Taking a look at the problems of classically schooled young adults today, shows that the continuous demands of school causes a majority of these young adults to do nothing for a while after compulsory schooling is finished. Or at least nothing which would ensure their independent livelihoods.

The idea is born, now we have to find the way

School is – at least according to free-learners and one of the most renowned brain researchers – ineffective. The question is whether we as parents do something against this?

If want to make is possible for more children to be educated without formal schooling, then we need to consider how we can organize this. Because many people I have spoken to about Stern’s idea and the free-learning method say the same thing: “That is a great idea and I would like this for my child – but how should it be done? We must go to work and have no time to teach the children.” For them, school or even kindergarten is an institution to care for their children.

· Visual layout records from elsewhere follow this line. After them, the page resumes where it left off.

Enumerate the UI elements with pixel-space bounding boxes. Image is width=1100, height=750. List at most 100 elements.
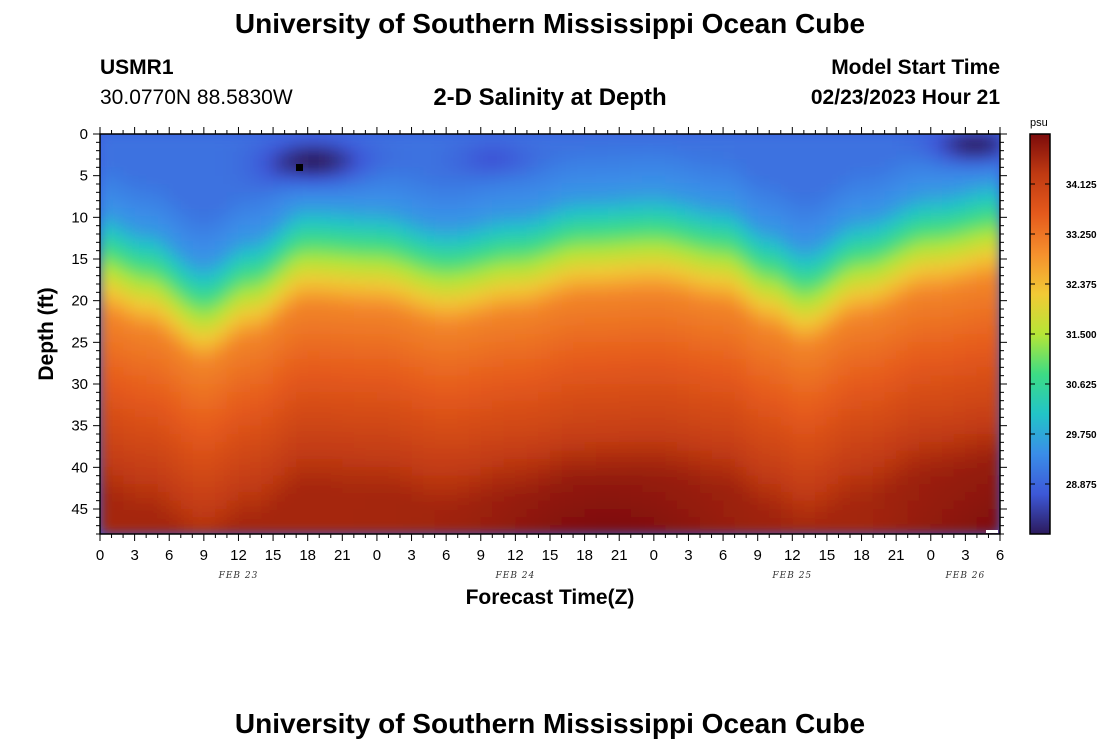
heatmap-cell: [446, 367, 459, 377]
heatmap-cell: [596, 459, 609, 468]
heatmap-cell: [861, 525, 874, 534]
heatmap-cell: [561, 292, 574, 302]
heatmap-cell: [619, 492, 632, 502]
heatmap-cell: [965, 234, 978, 243]
heatmap-cell: [930, 417, 943, 427]
heatmap-cell: [584, 425, 597, 435]
heatmap-cell: [250, 134, 263, 143]
heatmap-cell: [792, 242, 805, 252]
heatmap-cell: [573, 259, 586, 268]
heatmap-cell: [688, 342, 701, 352]
heatmap-cell: [273, 525, 286, 534]
heatmap-cell: [365, 217, 378, 227]
heatmap-cell: [330, 209, 343, 218]
heatmap-cell: [861, 150, 874, 160]
heatmap-cell: [515, 284, 528, 293]
heatmap-cell: [976, 400, 990, 410]
heatmap-cell: [619, 192, 632, 202]
heatmap-cell: [746, 425, 759, 435]
heatmap-cell: [400, 317, 413, 327]
heatmap-cell: [550, 184, 563, 193]
heatmap-cell: [480, 400, 493, 410]
heatmap-cell: [538, 350, 551, 360]
heatmap-cell: [642, 142, 655, 152]
heatmap-cell: [884, 417, 897, 427]
x-tick-label: 9: [754, 547, 762, 564]
heatmap-cell: [388, 459, 401, 468]
heatmap-cell: [411, 317, 424, 327]
heatmap-cell: [769, 434, 782, 443]
heatmap-cell: [688, 292, 701, 302]
heatmap-cell: [723, 259, 736, 268]
heatmap-cell: [273, 209, 286, 218]
heatmap-cell: [896, 450, 909, 460]
heatmap-cell: [157, 150, 170, 160]
heatmap-cell: [180, 425, 193, 435]
heatmap-cell: [700, 209, 713, 218]
heatmap-cell: [180, 175, 193, 185]
heatmap-cell: [515, 375, 528, 385]
heatmap-cell: [711, 300, 724, 310]
heatmap-cell: [896, 167, 909, 177]
heatmap-cell: [573, 309, 586, 318]
heatmap-cell: [423, 409, 436, 418]
heatmap-cell: [838, 409, 851, 418]
heatmap-cell: [423, 175, 436, 185]
heatmap-cell: [942, 359, 955, 368]
heatmap-cell: [896, 175, 909, 185]
heatmap-cell: [988, 509, 1000, 518]
heatmap-cell: [319, 142, 332, 152]
heatmap-cell: [261, 484, 274, 493]
heatmap-cell: [400, 159, 413, 168]
heatmap-cell: [123, 500, 136, 510]
heatmap-cell: [550, 417, 563, 427]
heatmap-cell: [284, 442, 297, 452]
heatmap-cell: [803, 367, 816, 377]
heatmap-cell: [353, 184, 366, 193]
heatmap-cell: [123, 359, 136, 368]
heatmap-cell: [319, 359, 332, 368]
heatmap-cell: [873, 500, 886, 510]
heatmap-cell: [469, 167, 482, 177]
heatmap-cell: [688, 184, 701, 193]
heatmap-cell: [734, 167, 747, 177]
heatmap-cell: [792, 417, 805, 427]
heatmap-cell: [434, 275, 447, 285]
heatmap-cell: [192, 242, 205, 252]
heatmap-cell: [365, 384, 378, 393]
heatmap-cell: [376, 300, 390, 310]
heatmap-cell: [457, 359, 470, 368]
heatmap-cell: [803, 400, 816, 410]
x-tick-label: 18: [576, 547, 593, 564]
heatmap-cell: [180, 475, 193, 485]
heatmap-cell: [215, 184, 228, 193]
heatmap-cell: [457, 142, 470, 152]
heatmap-cell: [180, 400, 193, 410]
heatmap-cell: [642, 225, 655, 235]
heatmap-cell: [953, 134, 966, 143]
heatmap-cell: [192, 142, 205, 152]
heatmap-cell: [700, 309, 713, 318]
heatmap-cell: [769, 484, 782, 493]
heatmap-cell: [100, 334, 113, 343]
heatmap-cell: [746, 442, 759, 452]
heatmap-cell: [942, 484, 955, 493]
heatmap-cell: [907, 184, 920, 193]
heatmap-cell: [446, 484, 459, 493]
heatmap-cell: [746, 392, 759, 402]
heatmap-cell: [411, 259, 424, 268]
heatmap-cell: [723, 159, 736, 168]
heatmap-cell: [780, 317, 793, 327]
heatmap-cell: [826, 450, 840, 460]
heatmap-cell: [665, 317, 678, 327]
heatmap-cell: [434, 209, 447, 218]
heatmap-cell: [700, 175, 713, 185]
heatmap-cell: [238, 450, 251, 460]
heatmap-cell: [353, 309, 366, 318]
heatmap-cell: [896, 484, 909, 493]
heatmap-cell: [723, 317, 736, 327]
heatmap-cell: [503, 517, 516, 527]
heatmap-cell: [446, 325, 459, 335]
heatmap-cell: [307, 450, 320, 460]
heatmap-cell: [734, 234, 747, 243]
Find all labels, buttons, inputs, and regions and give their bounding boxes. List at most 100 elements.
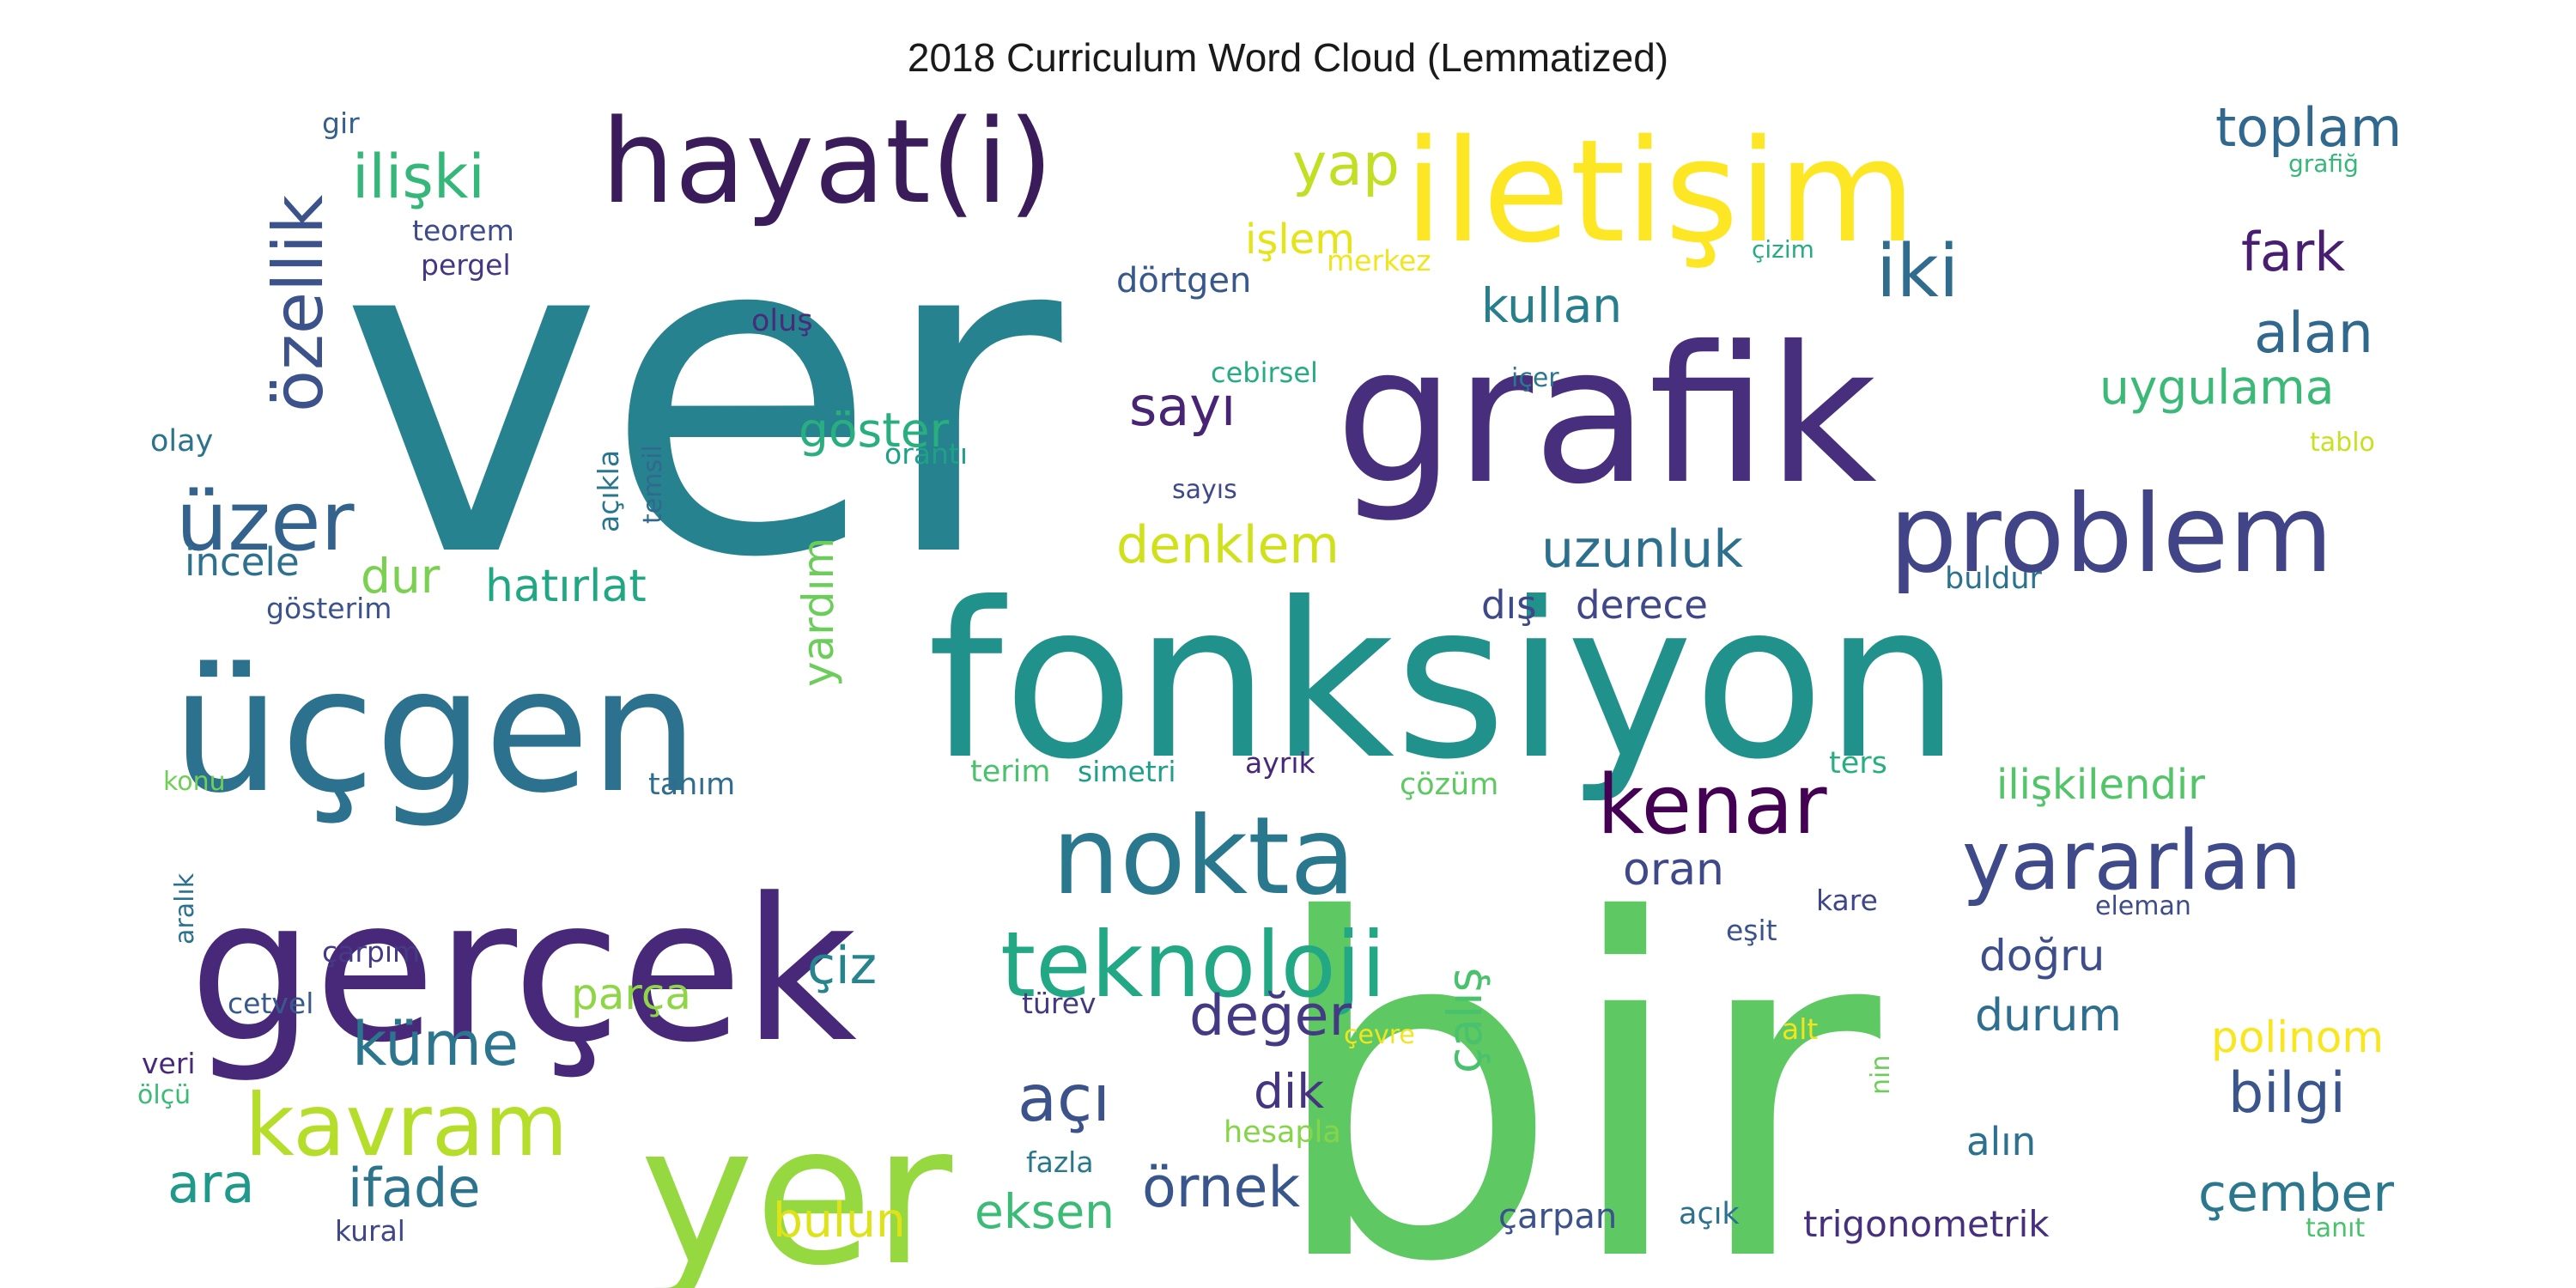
word-30: işlem [1245,216,1355,264]
word-75: gösterim [266,592,392,625]
word-36: yardım [793,538,843,687]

Yes, I will admit that I also don’t know right now how I could make it possible for my children to not attend school. However, I find it an important idea that we should continue giving thought to. If you would like to chat with free-learners, I can recommend the Freilerner-Festival as a potential point of contact.

P.S. If you would like to read the conservative counter argument, I would recommend this article in the Profil magazine.

[1] https://freilerner.at/freilernen/was-ist-freilernen/

[2] Hüther, Gerald: Jedes Kind ist hochbegabt: Die angeborenen Talente unserer Kinder und was wir aus ihnen machen. Albrecht Knaus Verlag. Kindle Edition, p. 171.

[3] Kern, Karen (Hrsg.): Wir sind so frei: Freilerner-Familien stellen sich vor. tologo verlag.